Haltbarkeit und Sillage:
Auf meiner Haut ist der Duft etwa 4-5 Stunden gut wahrnehmbar, was für ein EdC annehmbar ist. Ich nehme an, dass es ein EdC ist, zumindest war das Original so eingeordnet. Die Abstrahlung ist in der ersten Stunde solide und zieht sich danach recht schnell auf Hautnähe zurück.Flakon:
Die Schlichtheit sowohl des Glases, als auch des Aufdrucks gefällt mir sehr und korreliert mit dem Charakter des Duftes wie auch mit der Mode Helmut Langs unter seiner Ägide*.Fazit:
Der Cuiron ist ein klarer, bauhaushafter Holz-Lederduft mit einem unglaublich schönen, komplex-feinen Auftakt, der sich im Verlauf zu einem recht eindimensionalen, aber sehr hochwertigen, durchscheinend trockenen Holz-Wildlederduft entwickelt.
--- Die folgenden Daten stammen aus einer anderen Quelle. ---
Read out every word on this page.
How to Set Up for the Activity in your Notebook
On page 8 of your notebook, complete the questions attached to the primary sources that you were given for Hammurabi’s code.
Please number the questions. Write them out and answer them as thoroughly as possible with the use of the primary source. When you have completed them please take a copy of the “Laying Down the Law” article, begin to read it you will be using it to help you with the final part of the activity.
Gepflegt, elegant, zurückgenommenen, ohne Schnörkel, intim, konzentriert. Lediglich die recht schwache Haltbarkeit trübt den Eindruck etwas. Tragbar durch sein Understatement das ganze Jahr über. Für mich ein reiner Herrenduft. Wie auch das Eau de Cologne aus dem gleichen Haus zu Recht wieder aufgelegt.Hintergrundinfo:
Zur Vita Helmut Langs habe ich in meinem vorangegangenen Kommentar zum Eau de Cologne etwas ausführlicher geschrieben. Dieser Duft war ursprünglich der letzte von nur fünf erschienenen Helmut Lang-Düften. Er wurde 2002 unter der Bezeichnung „Cuiron pour Homme“ als EdC lanciert und schon 2005, nach dem freiwilligen Ausscheiden Helmut Langs aus seiner Firma, eingestellt. Auf Druck seiner Fans wurde er 2014 wieder aufgelegt. Die Zutaten stimmen zum großen Teil mit denen des Ursprungsdufts überein, weshalb der Duftcharakter ähnlich sein soll. Dazu ist in den vorhergehenden Kommentaren auch nachzulesen.
Kreiert hat diesen Duft die französische Parfumeurin Francoise Caron, die ebenfalls für den Entwurf des Originals verantwortlich war. Sie ist z.B. durch die Kreation eines meiner Lieblingsdüfte, dem „Eau de Cologne“ von Hermes, Vorgänger des "Eau d'Orange Verte", bekannt. Das war übrigens auch der Grund, warum ich den Cuiron auf der Merkliste hatte.
*Die heutigen Kollektion, die unter dem Namen Helmut Lang laufen, haben im Prinzip nichts mehr mit der Grundidee des Purismus und Minimalismus der Langschen Mode bis 2005 zu tun.